The raw USB device is /dev/sdb, and I can interact with that just like any other file. I’ll show a couple different ways to recover the flag.

grep / strings

grep is made to pull strings of a given pattern out of a file (which I can treat the raw device as). I’ll call with the following arguments:

  • -a - Process a binary file as if it were text
  • -P - Interpret PATTERN as a Perl regular expression
  • -o - Print only the matched (non-empty) parts of a matching line, with each such part on a separate output line.
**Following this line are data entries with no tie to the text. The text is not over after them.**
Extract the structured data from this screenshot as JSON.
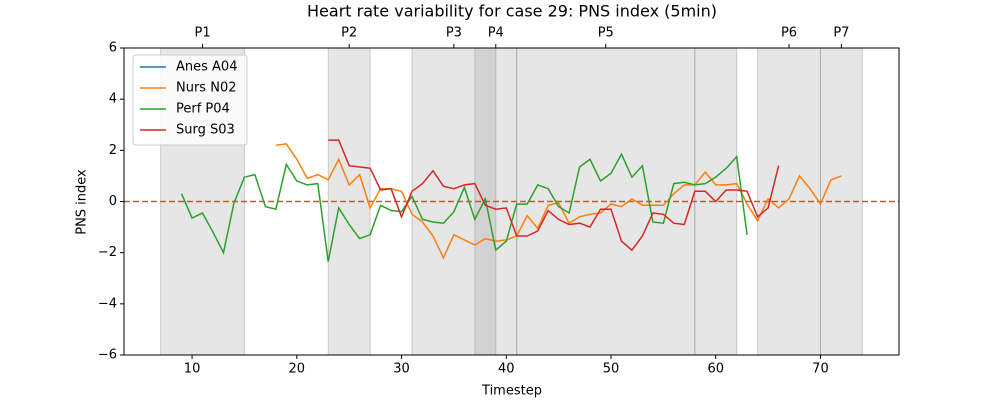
{
  "chart_data": {
    "type": "line",
    "title": "Heart rate variability for case 29: PNS index (5min)",
    "x_label": "Timestep",
    "y_label": "PNS index",
    "xlim": [
      3.5,
      77.5
    ],
    "ylim": [
      -6,
      6
    ],
    "xticks": [
      10,
      20,
      30,
      40,
      50,
      60,
      70
    ],
    "yticks": [
      {
        "value": -6,
        "label": "−6"
      },
      {
        "value": -4,
        "label": "−4"
      },
      {
        "value": -2,
        "label": "−2"
      },
      0,
      2,
      4,
      6
    ],
    "legend": "upper left",
    "hline": {
      "value": 0,
      "color": "#b0643a"
    },
    "spans": [
      {
        "start": 7,
        "end": 15,
        "label": "P1"
      },
      {
        "start": 23,
        "end": 27,
        "label": "P2"
      },
      {
        "start": 31,
        "end": 39,
        "label": "P3"
      },
      {
        "start": 37,
        "end": 41,
        "label": "P4"
      },
      {
        "start": 41,
        "end": 58,
        "label": "P5"
      },
      {
        "start": 58,
        "end": 62,
        "label": null
      },
      {
        "start": 64,
        "end": 70,
        "label": "P6"
      },
      {
        "start": 70,
        "end": 74,
        "label": "P7"
      }
    ],
    "x": [
      9,
      10,
      11,
      12,
      13,
      14,
      15,
      16,
      17,
      18,
      19,
      20,
      21,
      22,
      23,
      24,
      25,
      26,
      27,
      28,
      29,
      30,
      31,
      32,
      33,
      34,
      35,
      36,
      37,
      38,
      39,
      40,
      41,
      42,
      43,
      44,
      45,
      46,
      47,
      48,
      49,
      50,
      51,
      52,
      53,
      54,
      55,
      56,
      57,
      58,
      59,
      60,
      61,
      62,
      63,
      64,
      65,
      66,
      67,
      68,
      69,
      70,
      71,
      72
    ],
    "series": [
      {
        "name": "Anes A04",
        "color": "#1f77b4",
        "values": [
          null,
          null,
          null,
          null,
          null,
          null,
          null,
          null,
          null,
          null,
          null,
          null,
          null,
          null,
          null,
          null,
          null,
          null,
          null,
          null,
          null,
          null,
          null,
          null,
          null,
          null,
          null,
          null,
          null,
          null,
          null,
          null,
          null,
          null,
          null,
          null,
          null,
          null,
          null,
          null,
          null,
          null,
          null,
          null,
          null,
          null,
          null,
          null,
          null,
          null,
          null,
          null,
          null,
          null,
          null,
          null,
          null,
          null,
          null,
          null,
          null,
          null,
          null,
          null
        ]
      },
      {
        "name": "Nurs N02",
        "color": "#ff7f0e",
        "values": [
          null,
          null,
          null,
          null,
          null,
          null,
          null,
          null,
          null,
          2.2,
          2.25,
          1.65,
          0.9,
          1.05,
          0.85,
          1.65,
          0.65,
          1.05,
          -0.25,
          0.5,
          0.5,
          0.4,
          -0.5,
          -0.8,
          -1.35,
          -2.2,
          -1.3,
          -1.5,
          -1.7,
          -1.45,
          -1.55,
          -1.5,
          -1.35,
          -0.55,
          -1.05,
          -0.15,
          -0.05,
          -0.85,
          -0.6,
          -0.5,
          -0.45,
          -0.1,
          -0.2,
          0.1,
          -0.15,
          -0.15,
          -0.15,
          0.3,
          0.65,
          0.65,
          1.15,
          0.65,
          0.65,
          0.7,
          -0.1,
          -0.75,
          0.1,
          -0.25,
          0.1,
          1.0,
          0.5,
          -0.1,
          0.85,
          1.0
        ]
      },
      {
        "name": "Perf P04",
        "color": "#2ca02c",
        "values": [
          0.3,
          -0.65,
          -0.45,
          -1.2,
          -2.0,
          -0.05,
          0.95,
          1.05,
          -0.2,
          -0.3,
          1.45,
          0.8,
          0.65,
          0.7,
          -2.35,
          -0.25,
          -0.9,
          -1.45,
          -1.3,
          -0.15,
          -0.35,
          -0.4,
          0.2,
          -0.7,
          -0.8,
          -0.85,
          -0.4,
          0.55,
          -0.7,
          0.1,
          -1.9,
          -1.55,
          -0.1,
          -0.1,
          0.65,
          0.5,
          -0.2,
          -0.45,
          1.35,
          1.65,
          0.8,
          1.1,
          1.85,
          0.95,
          1.4,
          -0.8,
          -0.85,
          0.7,
          0.75,
          0.65,
          0.7,
          0.95,
          1.3,
          1.75,
          -1.3,
          null,
          null,
          null,
          null,
          null,
          null,
          null,
          null,
          null
        ]
      },
      {
        "name": "Surg S03",
        "color": "#d62728",
        "values": [
          null,
          null,
          null,
          null,
          null,
          null,
          null,
          null,
          null,
          null,
          null,
          null,
          null,
          null,
          2.4,
          2.4,
          1.4,
          1.35,
          1.3,
          0.45,
          0.5,
          -0.6,
          0.4,
          0.7,
          1.2,
          0.6,
          0.5,
          0.65,
          0.7,
          -0.15,
          -0.3,
          -0.25,
          -1.35,
          -1.35,
          -1.15,
          -0.35,
          -0.7,
          -0.9,
          -0.85,
          -1.0,
          -0.3,
          -0.3,
          -1.55,
          -1.9,
          -1.35,
          -0.45,
          -0.5,
          -0.85,
          -0.9,
          0.4,
          0.4,
          0.0,
          0.45,
          0.45,
          0.4,
          -0.6,
          -0.25,
          1.4,
          null,
          null,
          null,
          null,
          null,
          null
        ]
      }
    ]
  }
}
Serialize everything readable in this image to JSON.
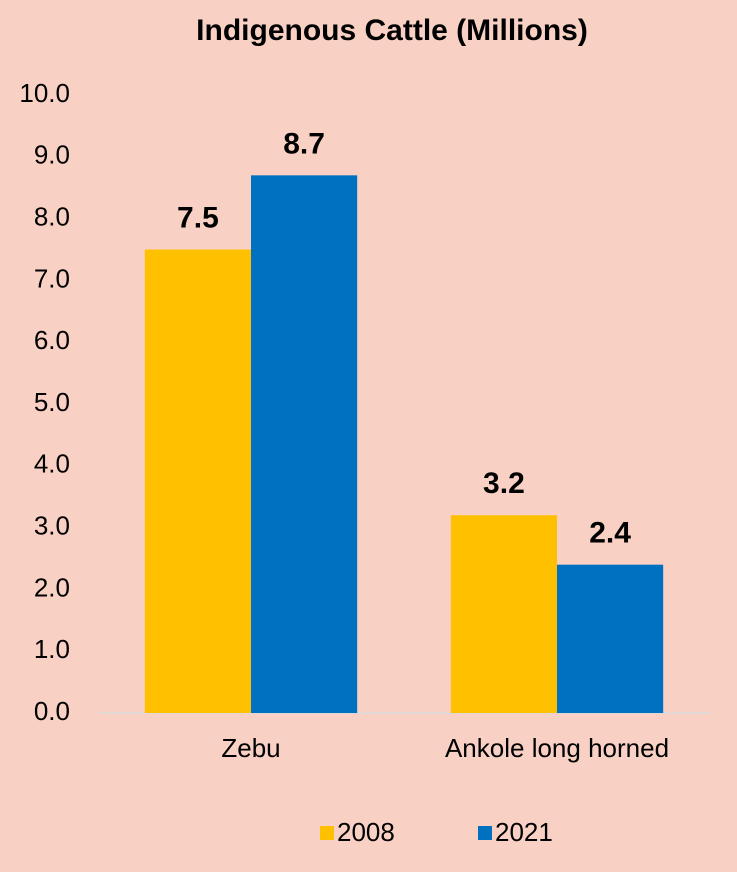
{
  "chart_data": {
    "type": "bar",
    "title": "Indigenous Cattle (Millions)",
    "categories": [
      "Zebu",
      "Ankole long horned"
    ],
    "series": [
      {
        "name": "2008",
        "color": "#ffc000",
        "values": [
          7.5,
          3.2
        ]
      },
      {
        "name": "2021",
        "color": "#0070c0",
        "values": [
          8.7,
          2.4
        ]
      }
    ],
    "ylim": [
      0,
      10
    ],
    "yticks": [
      {
        "value": 0,
        "label": "0.0"
      },
      {
        "value": 1,
        "label": "1.0"
      },
      {
        "value": 2,
        "label": "2.0"
      },
      {
        "value": 3,
        "label": "3.0"
      },
      {
        "value": 4,
        "label": "4.0"
      },
      {
        "value": 5,
        "label": "5.0"
      },
      {
        "value": 6,
        "label": "6.0"
      },
      {
        "value": 7,
        "label": "7.0"
      },
      {
        "value": 8,
        "label": "8.0"
      },
      {
        "value": 9,
        "label": "9.0"
      },
      {
        "value": 10,
        "label": "10.0"
      }
    ],
    "legend": "bottom"
  }
}
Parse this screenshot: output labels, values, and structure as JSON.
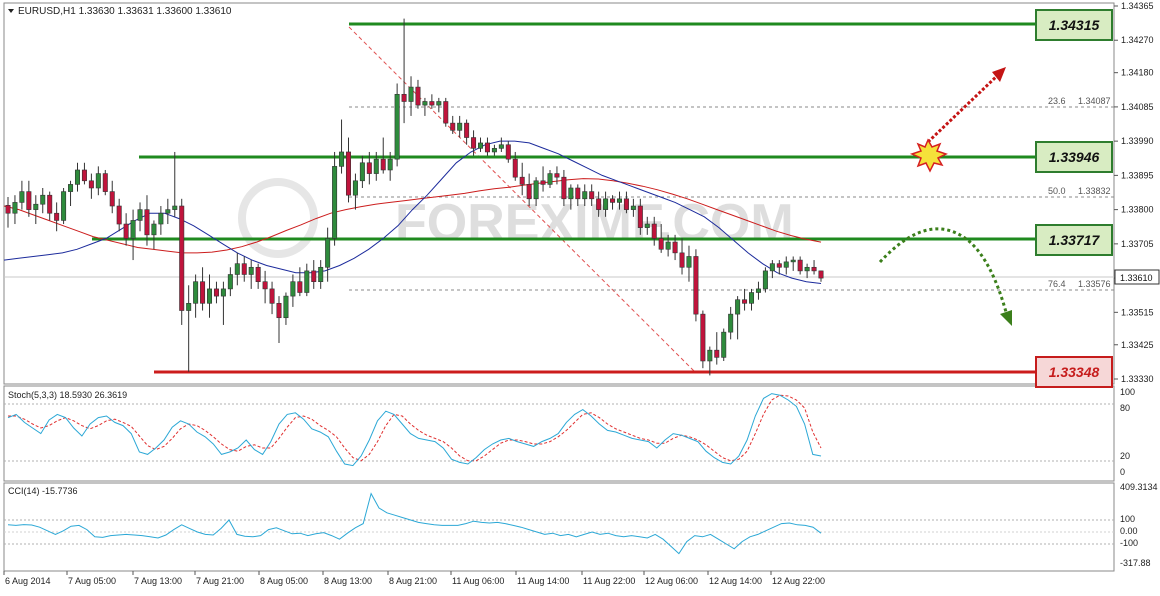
{
  "header": {
    "symbol_line": "EURUSD,H1  1.33630  1.33631  1.33600  1.33610"
  },
  "main_chart": {
    "price_axis_labels": [
      "1.34365",
      "1.34270",
      "1.34180",
      "1.34085",
      "1.33990",
      "1.33895",
      "1.33800",
      "1.33705",
      "1.33610",
      "1.33515",
      "1.33425",
      "1.33330"
    ],
    "current_price": "1.33610",
    "levels": [
      {
        "label": "1.34315",
        "kind": "resistance"
      },
      {
        "label": "1.33946",
        "kind": "resistance"
      },
      {
        "label": "1.33717",
        "kind": "resistance"
      },
      {
        "label": "1.33348",
        "kind": "support"
      }
    ],
    "fib_labels": [
      {
        "ratio": "23.6",
        "price": "1.34087"
      },
      {
        "ratio": "50.0",
        "price": "1.33832"
      },
      {
        "ratio": "76.4",
        "price": "1.33576"
      }
    ],
    "watermark": "FOREXIMF.COM"
  },
  "stoch_panel": {
    "title": "Stoch(5,3,3) 18.5930 26.3619",
    "axis_labels": [
      "100",
      "80",
      "20",
      "0"
    ]
  },
  "cci_panel": {
    "title": "CCI(14) -15.7736",
    "axis_labels": [
      "409.3134",
      "100",
      "0.00",
      "-100",
      "-317.88"
    ]
  },
  "time_axis_labels": [
    "6 Aug 2014",
    "7 Aug 05:00",
    "7 Aug 13:00",
    "7 Aug 21:00",
    "8 Aug 05:00",
    "8 Aug 13:00",
    "8 Aug 21:00",
    "11 Aug 06:00",
    "11 Aug 14:00",
    "11 Aug 22:00",
    "12 Aug 06:00",
    "12 Aug 14:00",
    "12 Aug 22:00"
  ],
  "colors": {
    "resistance_line": "#1f8a1f",
    "support_line": "#cc1d1d",
    "bull_candle": "#2e8b3c",
    "bear_candle": "#c0143c",
    "ma_fast": "#1c2b9c",
    "ma_slow": "#cc1d1d",
    "stoch_main": "#2ca8d6",
    "stoch_signal": "#e03030",
    "cci_line": "#2ca8d6"
  },
  "candles": [
    [
      1.33812,
      1.33835,
      1.3375,
      1.3379
    ],
    [
      1.3379,
      1.3384,
      1.3376,
      1.3382
    ],
    [
      1.3382,
      1.3388,
      1.338,
      1.3385
    ],
    [
      1.3385,
      1.3388,
      1.3378,
      1.338
    ],
    [
      1.338,
      1.3384,
      1.3376,
      1.33815
    ],
    [
      1.33815,
      1.3386,
      1.3379,
      1.3384
    ],
    [
      1.3384,
      1.3385,
      1.3377,
      1.3379
    ],
    [
      1.3379,
      1.3382,
      1.3374,
      1.3377
    ],
    [
      1.3377,
      1.3386,
      1.3376,
      1.3385
    ],
    [
      1.3385,
      1.3388,
      1.3381,
      1.3387
    ],
    [
      1.3387,
      1.3393,
      1.3385,
      1.3391
    ],
    [
      1.3391,
      1.3393,
      1.3387,
      1.3388
    ],
    [
      1.3388,
      1.339,
      1.3383,
      1.3386
    ],
    [
      1.3386,
      1.3392,
      1.3384,
      1.339
    ],
    [
      1.339,
      1.3391,
      1.3384,
      1.3385
    ],
    [
      1.3385,
      1.3388,
      1.3379,
      1.3381
    ],
    [
      1.3381,
      1.3383,
      1.3374,
      1.3376
    ],
    [
      1.3376,
      1.3379,
      1.337,
      1.3372
    ],
    [
      1.3372,
      1.338,
      1.3366,
      1.3377
    ],
    [
      1.3377,
      1.3382,
      1.3374,
      1.338
    ],
    [
      1.338,
      1.3384,
      1.337,
      1.3373
    ],
    [
      1.3373,
      1.3377,
      1.3369,
      1.3376
    ],
    [
      1.3376,
      1.3381,
      1.3373,
      1.3379
    ],
    [
      1.3379,
      1.3383,
      1.3376,
      1.338
    ],
    [
      1.338,
      1.3396,
      1.3378,
      1.3381
    ],
    [
      1.3381,
      1.3383,
      1.3348,
      1.3352
    ],
    [
      1.3352,
      1.3359,
      1.3335,
      1.3354
    ],
    [
      1.3354,
      1.3362,
      1.335,
      1.336
    ],
    [
      1.336,
      1.3364,
      1.3352,
      1.3354
    ],
    [
      1.3354,
      1.3362,
      1.335,
      1.3358
    ],
    [
      1.3358,
      1.336,
      1.3354,
      1.3356
    ],
    [
      1.3356,
      1.336,
      1.3348,
      1.3358
    ],
    [
      1.3358,
      1.3364,
      1.3356,
      1.3362
    ],
    [
      1.3362,
      1.3368,
      1.3359,
      1.3365
    ],
    [
      1.3365,
      1.3367,
      1.336,
      1.3362
    ],
    [
      1.3362,
      1.3366,
      1.3358,
      1.3364
    ],
    [
      1.3364,
      1.3365,
      1.3358,
      1.336
    ],
    [
      1.336,
      1.3363,
      1.3354,
      1.3358
    ],
    [
      1.3358,
      1.336,
      1.3351,
      1.3354
    ],
    [
      1.3354,
      1.3356,
      1.3343,
      1.335
    ],
    [
      1.335,
      1.3357,
      1.3348,
      1.3356
    ],
    [
      1.3356,
      1.3362,
      1.3353,
      1.336
    ],
    [
      1.336,
      1.3364,
      1.3356,
      1.3357
    ],
    [
      1.3357,
      1.3365,
      1.3356,
      1.3363
    ],
    [
      1.3363,
      1.3366,
      1.3358,
      1.336
    ],
    [
      1.336,
      1.3366,
      1.3358,
      1.3364
    ],
    [
      1.3364,
      1.3375,
      1.336,
      1.3372
    ],
    [
      1.3372,
      1.3396,
      1.337,
      1.3392
    ],
    [
      1.3392,
      1.3405,
      1.339,
      1.3396
    ],
    [
      1.3396,
      1.34,
      1.3382,
      1.3384
    ],
    [
      1.3384,
      1.339,
      1.338,
      1.3388
    ],
    [
      1.3388,
      1.3395,
      1.3386,
      1.3393
    ],
    [
      1.3393,
      1.3396,
      1.3387,
      1.339
    ],
    [
      1.339,
      1.3396,
      1.3388,
      1.3394
    ],
    [
      1.3394,
      1.34,
      1.339,
      1.3391
    ],
    [
      1.3391,
      1.3396,
      1.3388,
      1.3394
    ],
    [
      1.3394,
      1.3415,
      1.3392,
      1.3412
    ],
    [
      1.3412,
      1.3433,
      1.3404,
      1.341
    ],
    [
      1.341,
      1.3417,
      1.3406,
      1.3414
    ],
    [
      1.3414,
      1.3416,
      1.3408,
      1.3409
    ],
    [
      1.3409,
      1.3411,
      1.3406,
      1.341
    ],
    [
      1.341,
      1.3412,
      1.3408,
      1.3409
    ],
    [
      1.3409,
      1.3411,
      1.3407,
      1.341
    ],
    [
      1.341,
      1.3411,
      1.3403,
      1.3404
    ],
    [
      1.3404,
      1.3406,
      1.3401,
      1.3402
    ],
    [
      1.3402,
      1.3406,
      1.34,
      1.3404
    ],
    [
      1.3404,
      1.3405,
      1.3398,
      1.34
    ],
    [
      1.34,
      1.3402,
      1.3395,
      1.3397
    ],
    [
      1.3397,
      1.34,
      1.3396,
      1.33985
    ],
    [
      1.33985,
      1.34,
      1.3395,
      1.3396
    ],
    [
      1.3396,
      1.3398,
      1.3395,
      1.3397
    ],
    [
      1.3397,
      1.34,
      1.3396,
      1.3398
    ],
    [
      1.3398,
      1.3399,
      1.3393,
      1.3394
    ],
    [
      1.3394,
      1.3396,
      1.3388,
      1.3389
    ],
    [
      1.3389,
      1.3393,
      1.3384,
      1.3387
    ],
    [
      1.3387,
      1.339,
      1.3381,
      1.3383
    ],
    [
      1.3383,
      1.3389,
      1.3381,
      1.3388
    ],
    [
      1.3388,
      1.3392,
      1.3385,
      1.3387
    ],
    [
      1.3387,
      1.3391,
      1.3386,
      1.339
    ],
    [
      1.339,
      1.3392,
      1.3387,
      1.3389
    ],
    [
      1.3389,
      1.3391,
      1.3381,
      1.3383
    ],
    [
      1.3383,
      1.3387,
      1.338,
      1.3386
    ],
    [
      1.3386,
      1.3387,
      1.3381,
      1.3383
    ],
    [
      1.3383,
      1.3387,
      1.3381,
      1.3385
    ],
    [
      1.3385,
      1.3387,
      1.3381,
      1.3383
    ],
    [
      1.3383,
      1.3385,
      1.3378,
      1.338
    ],
    [
      1.338,
      1.3385,
      1.3378,
      1.3383
    ],
    [
      1.3383,
      1.3384,
      1.338,
      1.3382
    ],
    [
      1.3382,
      1.3385,
      1.338,
      1.3383
    ],
    [
      1.3383,
      1.3385,
      1.3379,
      1.338
    ],
    [
      1.338,
      1.3383,
      1.3378,
      1.3381
    ],
    [
      1.3381,
      1.3383,
      1.3373,
      1.3375
    ],
    [
      1.3375,
      1.3378,
      1.3373,
      1.3376
    ],
    [
      1.3376,
      1.3378,
      1.337,
      1.3372
    ],
    [
      1.3372,
      1.3376,
      1.3368,
      1.3369
    ],
    [
      1.3369,
      1.3373,
      1.3367,
      1.3371
    ],
    [
      1.3371,
      1.3373,
      1.3366,
      1.3368
    ],
    [
      1.3368,
      1.3372,
      1.3362,
      1.3364
    ],
    [
      1.3364,
      1.337,
      1.336,
      1.3367
    ],
    [
      1.3367,
      1.3369,
      1.3349,
      1.3351
    ],
    [
      1.3351,
      1.3352,
      1.3336,
      1.3338
    ],
    [
      1.3338,
      1.3342,
      1.3334,
      1.3341
    ],
    [
      1.3341,
      1.3346,
      1.3337,
      1.3339
    ],
    [
      1.3339,
      1.3347,
      1.3338,
      1.3346
    ],
    [
      1.3346,
      1.3353,
      1.3344,
      1.3351
    ],
    [
      1.3351,
      1.3356,
      1.3344,
      1.3355
    ],
    [
      1.3355,
      1.3358,
      1.3352,
      1.3354
    ],
    [
      1.3354,
      1.3358,
      1.3352,
      1.3357
    ],
    [
      1.3357,
      1.336,
      1.3355,
      1.3358
    ],
    [
      1.3358,
      1.3364,
      1.3357,
      1.3363
    ],
    [
      1.3363,
      1.3366,
      1.3361,
      1.3365
    ],
    [
      1.3365,
      1.3366,
      1.3362,
      1.3364
    ],
    [
      1.3364,
      1.3367,
      1.3362,
      1.33655
    ],
    [
      1.33655,
      1.3367,
      1.3363,
      1.3366
    ],
    [
      1.3366,
      1.3367,
      1.3362,
      1.3363
    ],
    [
      1.3363,
      1.3365,
      1.3361,
      1.3364
    ],
    [
      1.3364,
      1.3366,
      1.3362,
      1.3363
    ],
    [
      1.3363,
      1.33631,
      1.336,
      1.3361
    ]
  ],
  "ma_fast_values": [
    1.3366,
    1.33665,
    1.3367,
    1.33675,
    1.3368,
    1.3369,
    1.33705,
    1.3372,
    1.33745,
    1.3377,
    1.3379,
    1.3379,
    1.33775,
    1.33755,
    1.3373,
    1.33705,
    1.3368,
    1.3366,
    1.33645,
    1.33635,
    1.33625,
    1.33625,
    1.3363,
    1.33645,
    1.33665,
    1.3369,
    1.3372,
    1.33755,
    1.338,
    1.3384,
    1.33885,
    1.3393,
    1.3396,
    1.3398,
    1.3399,
    1.3399,
    1.33985,
    1.3397,
    1.33955,
    1.33935,
    1.33915,
    1.33895,
    1.3388,
    1.33865,
    1.3385,
    1.33835,
    1.3382,
    1.338,
    1.3378,
    1.3375,
    1.33715,
    1.3368,
    1.3365,
    1.33625,
    1.3361,
    1.336,
    1.33595
  ],
  "ma_slow_values": [
    1.3381,
    1.338,
    1.33785,
    1.3377,
    1.33755,
    1.3374,
    1.33725,
    1.33715,
    1.33705,
    1.33695,
    1.3369,
    1.33685,
    1.3368,
    1.3368,
    1.33682,
    1.33688,
    1.33697,
    1.3371,
    1.33725,
    1.33742,
    1.33758,
    1.33775,
    1.3379,
    1.338,
    1.33808,
    1.33815,
    1.3382,
    1.33825,
    1.3383,
    1.33835,
    1.3384,
    1.33845,
    1.33852,
    1.33858,
    1.33862,
    1.33868,
    1.33873,
    1.33878,
    1.33883,
    1.33886,
    1.33885,
    1.3388,
    1.33873,
    1.33865,
    1.33855,
    1.33843,
    1.3383,
    1.33815,
    1.338,
    1.33785,
    1.3377,
    1.33755,
    1.3374,
    1.33728,
    1.33718,
    1.3371
  ],
  "stoch_values": {
    "main": [
      68,
      72,
      62,
      55,
      48,
      65,
      72,
      68,
      55,
      45,
      60,
      68,
      70,
      62,
      58,
      48,
      25,
      22,
      30,
      40,
      56,
      64,
      60,
      50,
      44,
      35,
      22,
      25,
      30,
      40,
      28,
      22,
      38,
      60,
      72,
      74,
      66,
      54,
      50,
      44,
      26,
      10,
      8,
      20,
      40,
      64,
      76,
      72,
      60,
      48,
      42,
      40,
      38,
      30,
      16,
      12,
      10,
      18,
      28,
      35,
      40,
      42,
      38,
      35,
      32,
      38,
      42,
      48,
      62,
      72,
      78,
      70,
      60,
      52,
      50,
      46,
      42,
      40,
      38,
      30,
      40,
      48,
      46,
      42,
      38,
      26,
      18,
      12,
      10,
      20,
      40,
      70,
      92,
      98,
      96,
      90,
      82,
      60,
      22,
      20
    ],
    "signal": [
      70,
      70,
      66,
      60,
      55,
      58,
      64,
      68,
      64,
      58,
      54,
      58,
      64,
      66,
      62,
      57,
      45,
      33,
      28,
      32,
      42,
      54,
      60,
      58,
      52,
      44,
      35,
      28,
      26,
      32,
      34,
      30,
      30,
      42,
      56,
      68,
      70,
      66,
      58,
      52,
      44,
      30,
      18,
      14,
      22,
      38,
      58,
      72,
      70,
      60,
      52,
      46,
      42,
      38,
      30,
      20,
      14,
      14,
      20,
      28,
      36,
      40,
      40,
      38,
      35,
      35,
      38,
      44,
      52,
      62,
      72,
      74,
      68,
      60,
      54,
      50,
      46,
      42,
      40,
      36,
      36,
      42,
      46,
      44,
      40,
      34,
      26,
      18,
      14,
      16,
      26,
      48,
      72,
      90,
      96,
      95,
      90,
      80,
      50,
      30
    ]
  },
  "cci_values": [
    60,
    55,
    62,
    58,
    40,
    10,
    -20,
    10,
    48,
    55,
    20,
    -40,
    -45,
    -30,
    -25,
    -20,
    -25,
    -30,
    -40,
    -50,
    -25,
    20,
    60,
    30,
    0,
    -20,
    -25,
    30,
    100,
    -20,
    -35,
    -40,
    -30,
    20,
    35,
    10,
    -15,
    -10,
    -30,
    -15,
    -5,
    -30,
    -60,
    -10,
    35,
    70,
    320,
    200,
    160,
    140,
    120,
    100,
    80,
    70,
    60,
    55,
    55,
    55,
    70,
    90,
    80,
    75,
    80,
    70,
    55,
    40,
    20,
    0,
    -20,
    -10,
    -30,
    -20,
    -40,
    -20,
    0,
    -20,
    -10,
    -30,
    -40,
    -30,
    -40,
    -50,
    -20,
    -60,
    -120,
    -180,
    -80,
    -30,
    -40,
    -20,
    -60,
    -100,
    -140,
    -80,
    -40,
    -20,
    10,
    40,
    70,
    75,
    60,
    55,
    40,
    -10
  ]
}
I’ll give it the pattern [a-fA-F0-9]{32}, which should find a 32-character hex string. It works:

root@raspberrypi:/# grep -aPo '[a-fA-F0-9]{32}' /dev/sdb
3d3e483143ff12ec505d026fa13e020b

Knowing that the flag is a string, I can also use strings:

root@raspberrypi:/# strings /dev/sdb -n 32
3d3e483143ff12ec505d026fa13e020b
Damnit! Sorry man I accidentally deleted your files off the USB stick.
Do you know if there is any way to get them back?

Copy Disk

I can also grab a copy of the USB disk and bring it back to my VM for more analysis. I’ll use a pipeline of commands to generate a copy on my machine in one line:

oxdf@hacky$ sshpass -p raspberry ssh pi@10.10.10.48 "sudo dd if=/dev/sdb | gzip -1 -" | dd of=usb.gz
512 bytes copied, 1 s, 0.4 kB/s20480+0 records in
20480+0 records out
10485760 bytes (10 MB) copied, 0.142368 s, 73.7 MB/s

93+1 records in
93+1 records out
48104 bytes (48 kB, 47 KiB) copied, 1.44623 s, 33.3 kB/s

I’ll break that down a bit:

  • sshpass -p raspberry - use the password “raspberry” for the following SSH command (like ssh and scp)
  • ssh pi@10.10.10.48 "[command]" - SSH into Mirai and run the command
  • sudo dd if=/dev/sdb - read all of /dev/sdb and print it to STDOUT
  • | gzip -1 - - compress the file read from STDIN (-) and print the result to STDOUT
  • The result of that command run over SSH is now printed to STDOUT on my local VM
  • | dd =of=usb.gz - write that output to usb.gz

I’ll decompress it:

oxdf@hacky$ file usb.gz 
usb.gz: gzip compressed data, last modified: Mon May 16 17:37:15 2022, max speed, from Unix, original size modulo 2^32 10485760
oxdf@hacky$ gunzip usb.gz 
oxdf@hacky$ file usb 
usb: Linux rev 1.0 ext4 filesystem data, UUID=635bcd7f-1d95-4229-bf13-3e722026db3c (extents) (huge files)
oxdf@hacky$ ls -hl usb 
-rwxrwx--- 1 root vboxsf 10M May 16 17:37 usb

The resulting file is a 10M ext4 partition.

extundelete

extundelete is a data recovery utility that works here to recover root.txt. I’ll install it (sudo apt install extundelete) and then run it with the --recover-all flag:

oxdf@hacky$ extundelete usb --restore-all
NOTICE: Extended attributes are not restored.
Loading filesystem metadata ... 2 groups loaded.
Loading journal descriptors ... 23 descriptors loaded.
Searching for recoverable inodes in directory / ... 
1 recoverable inodes found.
Looking through the directory structure for deleted files ... 
0 recoverable inodes still lost.

It claims to recover one file, and there’s a new RECOVERED_FILES directory. It has root.txt:

oxdf@hacky$ cat RECOVERED_FILES/root.txt
3d3e4831************************

Others

I did play around with some other recovery software. With testdisk, I was able to get it to list root.txt:

image-20220516141246456

It’s in red because it’s deleted. Supposedly from here I can use c to copy the file and then C to store it somewhere, but the resulting file for me was still 0 bytes.

I tried photorec as well, but that program is tuned to look for images, and it doesn’t find root.txt at all. It will pull out damnit.txt.